When we are weary, even in weariness, God sees the possibility of greatness that may yet take place and be developed and supervene in immortality. How do we talk? Thus: "The survival of the fittest." It is amazing with what patience and magnanimity and majestic disregard of circumstances we allow people to die off. When we hear that thousands have perished, we write this epitaph on their white slate tombstones: "The survival of the fittest required the decay of the weakest and the poorest." We pick off the fruit which we think will not come to perfection. The gardener lays his finger and thumb upon the tree, and he says, "This will not come to much"—he wrenches the poor unpromising piece of fruit off the twig and throws it down as useless. In our march we leave the sick and wounded behind. That is the great little, the majestic insignificant, the human contradiction. We go in for things that are fittest, strongest, most promising, healthy, self-complete, and therein we think we are wise. God says, "Not a lamb must be left out—bring it up: not a sick man must be omitted: not a poor publican sobbing his 'God be merciful to me a sinner' must be omitted from the great host. Bring them all in, sick, weary, wounded, feeble, young, illiterate, poor, insignificant, without name, fame, station, force—all in: gather up the fragments that nothing be lost." Let us go to that Shepherd—He will spare us and love us. When our poor strength gives out, He will not set His cruel heel upon us and kill us, He will gather us in His arms and make the whole flock stand still till He has saved the weakest one.

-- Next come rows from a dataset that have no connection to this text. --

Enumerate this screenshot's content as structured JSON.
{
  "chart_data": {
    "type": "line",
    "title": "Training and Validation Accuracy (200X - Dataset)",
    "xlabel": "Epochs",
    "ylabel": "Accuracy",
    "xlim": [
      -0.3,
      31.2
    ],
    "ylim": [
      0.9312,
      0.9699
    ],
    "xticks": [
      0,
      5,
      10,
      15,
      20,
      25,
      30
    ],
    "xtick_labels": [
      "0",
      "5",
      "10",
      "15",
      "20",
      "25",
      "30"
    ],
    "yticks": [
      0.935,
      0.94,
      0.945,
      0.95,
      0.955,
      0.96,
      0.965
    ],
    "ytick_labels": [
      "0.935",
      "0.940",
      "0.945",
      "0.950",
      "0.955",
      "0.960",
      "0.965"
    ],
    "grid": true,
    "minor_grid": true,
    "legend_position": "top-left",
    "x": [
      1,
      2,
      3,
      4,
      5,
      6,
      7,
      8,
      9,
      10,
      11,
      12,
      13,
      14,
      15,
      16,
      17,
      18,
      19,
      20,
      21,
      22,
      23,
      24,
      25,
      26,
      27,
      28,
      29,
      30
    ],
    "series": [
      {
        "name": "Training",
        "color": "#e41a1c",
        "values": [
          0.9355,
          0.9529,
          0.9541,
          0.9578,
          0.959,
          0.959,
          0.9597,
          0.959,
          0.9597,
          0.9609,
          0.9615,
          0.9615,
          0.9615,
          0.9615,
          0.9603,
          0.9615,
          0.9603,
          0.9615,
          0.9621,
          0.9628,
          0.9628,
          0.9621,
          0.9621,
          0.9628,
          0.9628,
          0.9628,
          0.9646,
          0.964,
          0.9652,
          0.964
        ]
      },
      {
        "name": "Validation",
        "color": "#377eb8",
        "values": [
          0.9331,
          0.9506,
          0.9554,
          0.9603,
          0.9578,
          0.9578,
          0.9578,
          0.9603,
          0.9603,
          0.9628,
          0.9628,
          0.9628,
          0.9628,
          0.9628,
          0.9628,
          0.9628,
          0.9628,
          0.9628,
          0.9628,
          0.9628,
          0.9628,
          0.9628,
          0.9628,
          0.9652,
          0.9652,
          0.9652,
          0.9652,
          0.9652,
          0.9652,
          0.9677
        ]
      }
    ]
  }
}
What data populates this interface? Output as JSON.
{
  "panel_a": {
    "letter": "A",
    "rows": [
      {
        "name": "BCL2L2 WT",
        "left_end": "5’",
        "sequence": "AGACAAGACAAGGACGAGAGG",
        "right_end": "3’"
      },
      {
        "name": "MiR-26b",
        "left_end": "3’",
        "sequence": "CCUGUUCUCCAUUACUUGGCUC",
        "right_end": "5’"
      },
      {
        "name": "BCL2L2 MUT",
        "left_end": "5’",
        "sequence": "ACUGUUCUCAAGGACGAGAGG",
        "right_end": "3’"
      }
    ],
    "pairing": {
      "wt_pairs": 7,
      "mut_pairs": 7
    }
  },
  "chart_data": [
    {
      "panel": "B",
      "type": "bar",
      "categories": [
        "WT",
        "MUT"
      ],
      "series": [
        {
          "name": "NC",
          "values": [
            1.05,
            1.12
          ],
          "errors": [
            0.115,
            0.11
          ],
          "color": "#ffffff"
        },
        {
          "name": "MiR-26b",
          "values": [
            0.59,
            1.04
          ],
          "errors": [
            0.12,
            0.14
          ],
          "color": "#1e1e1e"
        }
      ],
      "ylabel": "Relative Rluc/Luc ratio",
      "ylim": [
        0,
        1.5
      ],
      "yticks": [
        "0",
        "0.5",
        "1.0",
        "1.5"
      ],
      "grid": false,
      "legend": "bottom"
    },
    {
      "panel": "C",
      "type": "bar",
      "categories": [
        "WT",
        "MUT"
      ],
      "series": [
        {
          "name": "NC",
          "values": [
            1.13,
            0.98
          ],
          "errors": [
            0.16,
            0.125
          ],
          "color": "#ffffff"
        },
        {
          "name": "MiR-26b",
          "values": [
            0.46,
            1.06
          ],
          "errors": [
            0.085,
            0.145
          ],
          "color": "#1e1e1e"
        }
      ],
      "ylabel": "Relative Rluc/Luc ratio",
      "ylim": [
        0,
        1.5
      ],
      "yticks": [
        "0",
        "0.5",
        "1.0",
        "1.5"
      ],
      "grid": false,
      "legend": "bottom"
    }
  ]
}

Did we but know the name for our pain we should call it Sin. What do we need, then, but Christ the Son of God, the Heart of God, the Love of God? He will in very deed give us rest. He will not add to the great weight which bows down our poor strength. He will give us grace, and in His power all our faintness shall be thought of no more. Some of us know how dark it is when the full shadow of our sin falls upon our life, and how all the help of earth and time and man does but mock the pain it can not reach. Let no man say that Christ will not go so low down as to find one so base and vile as he. Christ is calling for thee; I heard His sweet voice lift itself up in the wild wind and ask whither thou hadst fled, that He might save thee from death and bring thee home. There is no wrath in His face or voice, no sword is swung by His hand as if in cruel joy, saying, "Now at last I have My chance with you." His eyes gleam with love: His voice melts in pity: His words are gospels, every one. Let Him but see thee sad for sin, full of grief because of the wrong thou hast done, and He will raise thee out of the deep pit and set thy feet upon the rock.